Asimismo, asoma la crisis del sacramento del ministerio sacerdotal. El desempeño de los presbíteros en muchos casos tiene poco que ver con la reforma impulsada por el Concilio. Especialmente a partir del pontificado de Juan Pablo II (Pastores dabo vobis, 1992), se detecta un proceso de resacralización del clero que lamentablemente se ve acentuado en la Iglesia católica dispersa por el mundo(7). Ni los obispos ni los curas acatan suficientemente el mandato de Lumen Gentium (LG 10, 2) de relacionar al clero con los fieles en términos de reciprocidad. La identidad de los presbíteros ha debido estructurarse en intercambios con las demás personas. El sacerdocio de todos(as) los bautizados constituye el origen de la pertenencia eclesial y la causa de una fraternidad originaria. La falta de horizontalidad y la poca participación de los fieles no expresan la sacramentalidad de la Iglesia, menos aún la exclusión de las mujeres.
En suma, la Iglesia tendría que actualizar su sacramentalidad. Debe continuar anunciando al Cristo de la Tradición de la Iglesia con la creatividad del Espíritu del resucitado. Debe procurar que las personas tengan una experiencia Dios en los cauces sacramentales antiguos y nuevos.
Llegó la hora de los laicos(as). Si estos no toman la iniciativa, crean mediaciones nuevas de la fe y no demandan cambios a las autoridades eclesiales, la Iglesia está condenada al anacronismo.

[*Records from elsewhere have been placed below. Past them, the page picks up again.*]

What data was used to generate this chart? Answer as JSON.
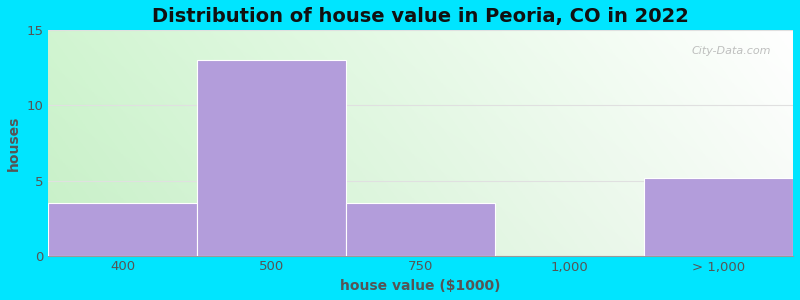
{
  "title": "Distribution of house value in Peoria, CO in 2022",
  "xlabel": "house value ($1000)",
  "ylabel": "houses",
  "categories": [
    "400",
    "500",
    "750",
    "1,000",
    "> 1,000"
  ],
  "values": [
    3.5,
    13,
    3.5,
    0,
    5.2
  ],
  "bar_color": "#b39ddb",
  "ylim": [
    0,
    15
  ],
  "yticks": [
    0,
    5,
    10,
    15
  ],
  "background_outer": "#00e5ff",
  "grid_color": "#e0e0e0",
  "title_fontsize": 14,
  "label_fontsize": 10,
  "tick_fontsize": 9.5,
  "watermark_text": "City-Data.com"
}
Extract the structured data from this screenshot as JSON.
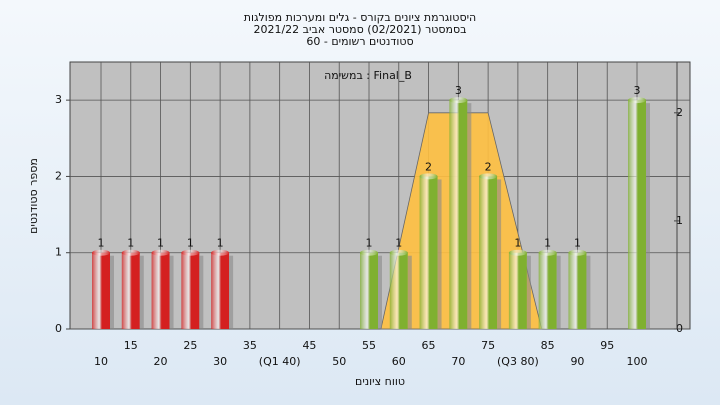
{
  "chart_data": {
    "type": "bar",
    "title": "היסטוגרמת ציונים בקורס - גלים ומערכות מפולגות",
    "subtitle": "בסמסטר  (02/2021)  סמסטר אביב 2021/22",
    "subtitle2": "סטודנטים רשומים - 60",
    "annotation": "במשימה : Final_B",
    "ylabel": "מספר סטודנטים",
    "xlabel": "טווח ציונים",
    "categories": [
      "10",
      "15",
      "20",
      "25",
      "30",
      "35",
      "(Q1 40)",
      "45",
      "50",
      "55",
      "60",
      "65",
      "70",
      "75",
      "(Q3 80)",
      "85",
      "90",
      "95",
      "100"
    ],
    "values": [
      1,
      1,
      1,
      1,
      1,
      0,
      0,
      0,
      0,
      1,
      1,
      2,
      3,
      2,
      1,
      1,
      1,
      0,
      3
    ],
    "colors": [
      "#d42020",
      "#d42020",
      "#d42020",
      "#d42020",
      "#d42020",
      "#7fb030",
      "#7fb030",
      "#7fb030",
      "#7fb030",
      "#7fb030",
      "#7fb030",
      "#7fb030",
      "#7fb030",
      "#7fb030",
      "#7fb030",
      "#7fb030",
      "#7fb030",
      "#7fb030",
      "#7fb030"
    ],
    "ylim": [
      0,
      3.5
    ],
    "yticks": [
      0,
      1,
      2,
      3
    ],
    "y2lim": [
      0,
      2.47
    ],
    "y2ticks": [
      0,
      1,
      2
    ],
    "area": {
      "x": [
        57,
        65,
        75,
        84
      ],
      "values": [
        0,
        2,
        2,
        0
      ],
      "axis": "y2",
      "color": "#ffc040"
    },
    "grid": true
  }
}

(1) Centro de Políticas Públicas. Pontificia Universidad Católica de Chile, Resultado Encuesta Nacional Bicentenario, UC, 2022.
(2) Peña Carlos Peña, Hijos sin padre. Ensayo sobre el espíritu de una generación, Santiago, Taurus, 2023.
(3) Elisa Loncon, Alvaro Gaínza, Natalia Hirmas, Diego Mellado, Colonialismo cultural y ontología indígena en comunidades pewenche de Alto Bíobío, Santiago, Lom, 2023.
(4) Diego Irarrázaval, Diego. Indagación cristiana en los márgenes. Un clamor latinoamericano, Santiago: Ediciones Universidad Albert Hurtado, 2013.
(5) Karl Rahner, La Iglesia y los sacramentos, Barcelona. Herder, 1967.
(6) Pedro Trigo, Dios y Padre de nuestro Señor Jesucristo. En el cristianismo latinoamericano, Maliaño 2020, 91.
(7) A. Parra, «El proceso de sacerdotalización. Una histórica interpretación de los ministerios eclesiales», Theologica Xaveriana 28 (1978) 79-100; I. Corpas de Posada, «Liderazgo y servicio en la tradición católica: lectura de textos en perspectiva de género», Theologica Xaveriana 61 (2011) 35-36. 38.